Wednesday, September 1, 2010

Brief History of Christianity and Capitalism

It wasn’t always thus. For most of its 2,000 year history, Christianity not only frowned on capitalism, but banned it outright. Capitalism is making money with money. Interest, capital gains, investment income — everything we call "unearned income" — these are the lifeblood of capitalism. But until fairly recently, they were all banned by the Christian churches. Even buying and selling at a profit was proscribed. It was unthinkable for a Christian to be a businessman.
This Christian view of economics is grounded in the Bible. The law against charging interest goes back to Exodus 22: 24-25, "If you lend money to one of your poor neighbors among my people, you shall not act like an extortioner toward him by demanding interest from him." This prohibition is repeated 22 times in the Old Testament. Proverbs 28:8 says, "He who increases his wealth by interest and overcharge amasses it for someone else who will bestow it on the poor." Psalm 15 says, "Yahweh, who can find a home in your tent, who can dwell on your holy mountain? Whoever lives blamelessly, who acts uprightly, who speaks the truth from the heart, ... who asks no interest on loans, who takes no bribe to harm the innocent. No one who so acts can ever be shaken."
Deuteronomy 15:1-11 orders the cancellation of all debts at the end of every seventh year. And it cautions against refusing to lend to one in need because this time is near. So your loan will never be repaid to you. So what? The Lord will take care of you. But if you refuse one in need, the Lord will hold you "guilty of sin." "I command you to open your hand to your countrymen who are poor and needy." Deuteronomy 24: 19-21 establishes gleaners rights for "the alien, the fatherless, and the widow."
The New Testament also has some things to say about economics. Most of them should be profoundly troubling to the wealthy. James 5:1, for example, says, "Next a word to you who are rich. Weep and wail over the miserable fate overtaking you: your riches ... will be evidence against you and consume your flesh like fire. ... You have lived on the land in wanton luxury, gorging yourselves — and on the day appointed for your slaughter."
Jesus himself had much to say on the subject. Perhaps the most famous is Matthew 19: 21-24: "If you wish to be perfect, go, sell what you have and give to the poor, and you will have treasure in heaven. Then come, follow me. ... Amen, I say to you, it will be hard for one who is rich to enter the kingdom of heaven. Again I say to you, it is easier for a camel to pass through the eye of a needle than for one who is rich to enter the kingdom of God."

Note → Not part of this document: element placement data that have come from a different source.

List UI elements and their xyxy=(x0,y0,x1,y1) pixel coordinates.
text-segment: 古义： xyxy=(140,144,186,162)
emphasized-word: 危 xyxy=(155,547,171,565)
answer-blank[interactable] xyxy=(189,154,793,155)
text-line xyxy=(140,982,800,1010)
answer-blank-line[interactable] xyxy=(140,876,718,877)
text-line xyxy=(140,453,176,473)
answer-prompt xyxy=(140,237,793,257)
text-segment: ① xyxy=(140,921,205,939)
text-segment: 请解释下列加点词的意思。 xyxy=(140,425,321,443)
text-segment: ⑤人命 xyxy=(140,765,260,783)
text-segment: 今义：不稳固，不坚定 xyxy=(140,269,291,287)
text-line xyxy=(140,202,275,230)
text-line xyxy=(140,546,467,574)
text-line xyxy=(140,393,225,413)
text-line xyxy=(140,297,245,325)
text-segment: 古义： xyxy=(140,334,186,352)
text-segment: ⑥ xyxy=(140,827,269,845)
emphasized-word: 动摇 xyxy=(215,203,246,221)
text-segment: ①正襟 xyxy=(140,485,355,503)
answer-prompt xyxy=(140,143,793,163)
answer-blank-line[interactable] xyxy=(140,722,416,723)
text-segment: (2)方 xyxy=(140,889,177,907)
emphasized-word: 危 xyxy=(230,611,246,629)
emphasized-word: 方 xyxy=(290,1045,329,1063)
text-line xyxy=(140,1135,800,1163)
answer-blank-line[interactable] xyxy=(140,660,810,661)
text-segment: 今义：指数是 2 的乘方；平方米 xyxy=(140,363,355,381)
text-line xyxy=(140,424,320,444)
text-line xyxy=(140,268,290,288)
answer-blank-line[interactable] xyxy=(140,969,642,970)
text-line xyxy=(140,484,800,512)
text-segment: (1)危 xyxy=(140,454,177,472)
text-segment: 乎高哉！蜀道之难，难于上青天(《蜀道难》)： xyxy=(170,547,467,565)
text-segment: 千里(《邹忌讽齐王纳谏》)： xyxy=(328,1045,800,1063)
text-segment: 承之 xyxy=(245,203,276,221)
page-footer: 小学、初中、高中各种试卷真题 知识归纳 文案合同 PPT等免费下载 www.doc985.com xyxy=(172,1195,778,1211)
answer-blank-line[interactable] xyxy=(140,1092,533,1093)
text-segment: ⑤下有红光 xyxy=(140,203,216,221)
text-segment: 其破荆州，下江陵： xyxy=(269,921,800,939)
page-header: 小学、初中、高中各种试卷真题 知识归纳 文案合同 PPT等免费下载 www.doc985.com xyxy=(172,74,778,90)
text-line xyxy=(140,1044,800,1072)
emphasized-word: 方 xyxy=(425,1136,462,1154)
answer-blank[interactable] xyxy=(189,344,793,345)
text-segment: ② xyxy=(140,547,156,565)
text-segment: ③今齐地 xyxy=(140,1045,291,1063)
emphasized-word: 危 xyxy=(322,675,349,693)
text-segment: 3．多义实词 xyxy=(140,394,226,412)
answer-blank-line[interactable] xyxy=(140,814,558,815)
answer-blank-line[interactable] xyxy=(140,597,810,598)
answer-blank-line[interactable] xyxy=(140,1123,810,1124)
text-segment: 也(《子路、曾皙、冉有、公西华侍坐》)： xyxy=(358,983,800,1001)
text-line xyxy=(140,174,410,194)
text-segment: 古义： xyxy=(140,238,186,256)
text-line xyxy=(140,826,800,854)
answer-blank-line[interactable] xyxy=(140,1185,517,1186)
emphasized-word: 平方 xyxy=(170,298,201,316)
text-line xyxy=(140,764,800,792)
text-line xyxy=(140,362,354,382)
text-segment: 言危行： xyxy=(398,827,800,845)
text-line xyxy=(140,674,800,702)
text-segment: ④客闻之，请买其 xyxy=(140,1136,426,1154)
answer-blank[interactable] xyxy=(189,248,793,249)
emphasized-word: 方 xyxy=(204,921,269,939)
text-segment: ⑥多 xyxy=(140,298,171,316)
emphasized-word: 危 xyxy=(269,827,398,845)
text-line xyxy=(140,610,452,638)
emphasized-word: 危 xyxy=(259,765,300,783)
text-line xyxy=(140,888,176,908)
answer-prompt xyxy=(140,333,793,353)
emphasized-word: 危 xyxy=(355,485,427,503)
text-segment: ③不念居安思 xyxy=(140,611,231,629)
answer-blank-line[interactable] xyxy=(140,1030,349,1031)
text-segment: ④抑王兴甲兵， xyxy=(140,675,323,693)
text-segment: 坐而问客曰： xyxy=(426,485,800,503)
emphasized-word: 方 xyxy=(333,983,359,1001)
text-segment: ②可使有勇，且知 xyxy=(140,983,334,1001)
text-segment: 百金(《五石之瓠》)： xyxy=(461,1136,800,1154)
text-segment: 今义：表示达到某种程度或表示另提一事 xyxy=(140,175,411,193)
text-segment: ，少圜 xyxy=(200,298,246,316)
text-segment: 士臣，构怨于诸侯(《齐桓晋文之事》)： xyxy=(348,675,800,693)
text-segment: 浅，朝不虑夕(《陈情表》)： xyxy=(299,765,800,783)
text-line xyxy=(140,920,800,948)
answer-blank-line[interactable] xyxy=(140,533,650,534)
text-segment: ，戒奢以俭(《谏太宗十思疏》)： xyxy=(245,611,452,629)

The early Christians took these sayings very seriously. The first century Didache said, "Do not claim that anything is your own." Around the year 200, Clement of Alexandria said, "All possessions are by nature unrighteous; when one possesses them for personal advantage and does not bring them into the common stock for those in need." Basil the Great, about 400 A.D., said "That bread which you keep belongs to the hungry; that coat in your closet, to the naked." St. Augustine said, "Business is in itself an evil." Jerome, who disagreed with Augustine on many things, did not on this. He said, "A man who is a merchant can seldom if ever please God." St. John Chrysostom put it this way, "How did you become rich? Can you show the acquisition just? It cannot be. The root and origin of it must have been injustice."
For 1500 years, the church banned charging interest. The reason Jews got such a bad reputation as bankers and merchants was that they were engaging in practices forbidden to Christians. (The irony is that all the Biblical passages against interest are in the Hebrew scriptures, not the New Testament. For some reason, the Christians took them more seriously than the Jews, at least for a while.)

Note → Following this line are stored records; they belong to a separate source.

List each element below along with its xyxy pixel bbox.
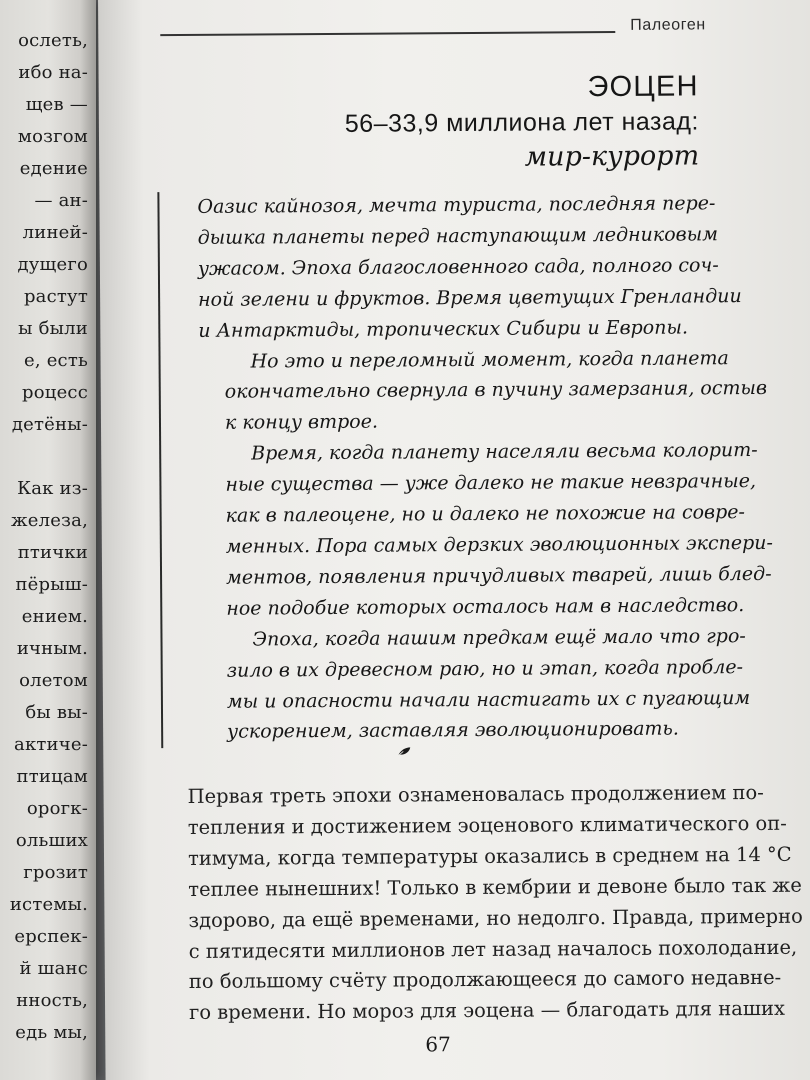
body-line: Первая треть эпохи ознаменовалась продолжением по-: [187, 780, 764, 808]
left-page-fragment: едь мы,: [15, 1022, 88, 1043]
left-page-fragment: ичным.: [16, 638, 88, 659]
epigraph-line: Но это и переломный момент, когда планета: [250, 346, 729, 373]
left-page-fragment: ибо на-: [18, 62, 88, 83]
page-number: 67: [425, 1032, 451, 1057]
epigraph-line: Время, когда планету населяли весьма колорит-: [251, 439, 758, 465]
body-line: теплее нынешних! Только в кембрии и девоне было так же: [188, 873, 802, 901]
left-page-fragment: грозит: [23, 862, 88, 883]
body-line: тимума, когда температуры оказались в среднем на 14 °С: [187, 842, 792, 870]
body-line: с пятидесяти миллионов лет назад началось похолодание,: [188, 935, 798, 963]
left-page-fragment: истемы.: [9, 894, 88, 915]
left-page-fragment: едение: [19, 158, 88, 179]
epigraph-paragraph: [199, 435, 773, 624]
left-page-fragment: орогк-: [26, 798, 88, 819]
epigraph-line: ускорением, заставляя эволюционировать.: [227, 717, 679, 744]
left-page-fragment: щев —: [25, 94, 88, 115]
chapter-title: ЭОЦЕН: [587, 70, 699, 104]
epigraph-paragraph: [200, 621, 749, 748]
epigraph-paragraph: [198, 343, 768, 440]
chapter-tagline: мир-курорт: [524, 140, 700, 173]
left-page-fragment: Как из-: [17, 478, 88, 499]
epigraph-line: ментов, появления причудливых тварей, лишь блед-: [225, 562, 772, 589]
epigraph-line: к концу втрое.: [224, 410, 379, 435]
left-page-fragment: нность,: [16, 990, 88, 1011]
left-page-fragment: ы были: [18, 318, 88, 339]
header-rule: [160, 31, 615, 36]
epigraph-line: Эпоха, когда нашим предкам ещё мало что гро-: [252, 624, 746, 651]
epigraph-line: как в палеоцене, но и далеко не похожие на совре-: [225, 501, 745, 527]
left-page-fragment: линей-: [22, 222, 88, 243]
body-line: здорово, да ещё временами, но недолго. Правда, примерно: [188, 904, 803, 932]
left-page-edge: [0, 0, 96, 1080]
epigraph-line: зило в их древесном раю, но и этап, когда пробле-: [226, 655, 744, 682]
body-line: по большому счёту продолжающееся до самого недавне-: [188, 966, 782, 994]
left-page-fragment: роцесс: [22, 382, 88, 403]
epigraph: [157, 188, 773, 748]
left-page-fragment: ерспек-: [14, 926, 88, 947]
epigraph-line: дышка планеты перед наступающим ледниковым: [197, 223, 718, 249]
epigraph-line: Оазис кайнозоя, мечта туриста, последняя пере-: [197, 192, 716, 218]
left-page-fragment: пёрыш-: [15, 574, 88, 595]
left-page-fragment: ением.: [21, 606, 88, 627]
epigraph-line: менных. Пора самых дерзких эволюционных экспери-: [225, 531, 773, 558]
chapter-title-block: [344, 68, 699, 176]
left-page-fragment: ослеть,: [18, 30, 88, 51]
left-page-fragment: растут: [23, 286, 88, 307]
body-line: тепления и достижением эоценового климатического оп-: [187, 811, 787, 839]
left-page-fragment: железа,: [11, 510, 88, 531]
epigraph-line: ные существа — уже далеко не такие невзрачные,: [225, 470, 757, 496]
epigraph-line: мы и опасности начали настигать их с пугающим: [226, 686, 751, 713]
left-page-fragment: детёны-: [11, 414, 88, 435]
left-page-fragment: мозгом: [17, 126, 88, 147]
left-page-fragment: птички: [17, 542, 88, 563]
body-text: [187, 778, 803, 1029]
epigraph-line: ное подобие которых осталось нам в наследство.: [226, 593, 745, 620]
epigraph-paragraph: [197, 188, 746, 346]
left-page-fragment: ольших: [15, 830, 88, 851]
left-page-fragment: бы вы-: [25, 702, 88, 723]
left-page-fragment: й шанс: [19, 958, 88, 979]
left-page-fragment: актиче-: [14, 734, 88, 755]
epigraph-line: и Антарктиды, тропических Сибири и Европы.: [198, 316, 689, 342]
left-page-fragment: е, есть: [24, 350, 88, 371]
left-page-fragment: олетом: [19, 670, 88, 691]
epigraph-line: окончательно свернула в пучину замерзания, остыв: [224, 377, 768, 404]
left-page-fragment: птицам: [16, 766, 88, 787]
running-head: Палеоген: [630, 16, 706, 34]
epigraph-line: ной зелени и фруктов. Время цветущих Гренландии: [198, 284, 742, 311]
chapter-date-range: 56–33,9 миллиона лет назад:: [344, 107, 699, 138]
leaf-icon: [397, 746, 411, 756]
left-page-fragment: — ан-: [34, 190, 88, 211]
body-line: го времени. Но мороз для эоцена — благодать для наших: [189, 997, 786, 1025]
left-page-fragment: дущего: [17, 254, 88, 275]
book-page: [98, 0, 810, 1080]
epigraph-line: ужасом. Эпоха благословенного сада, полного соч-: [197, 254, 719, 280]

In 1635, a Boston merchant was convicted of greed because he sold goods at a 6% markup — 2% higher than allowed by law. The charges against him were brought by the elders of the church, who said he had defamed God’s name. But the fact that he was allowed to make any profit at all was a change brought about largely by the Protestant reformation.
By the 1800s, the restrictions on Christian participation in commerce were being widely ignored. Yet even in the twentieth century, Christian leaders have occasionally spoken out. Pope Pius XI, in his 1931 encyclical Quadragessimo Ano, said, "The free market, of its own nature, concentrates power in those who are anti-social, in those who fight most violently and give least heed to their conscience." Even the conservative and very anti-communist John Paul II has had strong words about the abuses and dangers of unbridled capitalism. (Why is it that conservative Roman Catholics who hang on every word the Pope says when condemning homosexuality or prohibiting women priests pay not the slightest attention when he condemns the gulf between rich and poor under capitalism, or when he condemns nuclear weapons and militarism or the death penalty. It would seem that those who ignore the ban on birth control are not the only "cafeteria Catholics." For that matter, why is it that Protestants who take the Bible very literally when it comes to sexual practices someone else engages in, are able to explain away the clear Biblical prohibitions on economic activities they engage in??)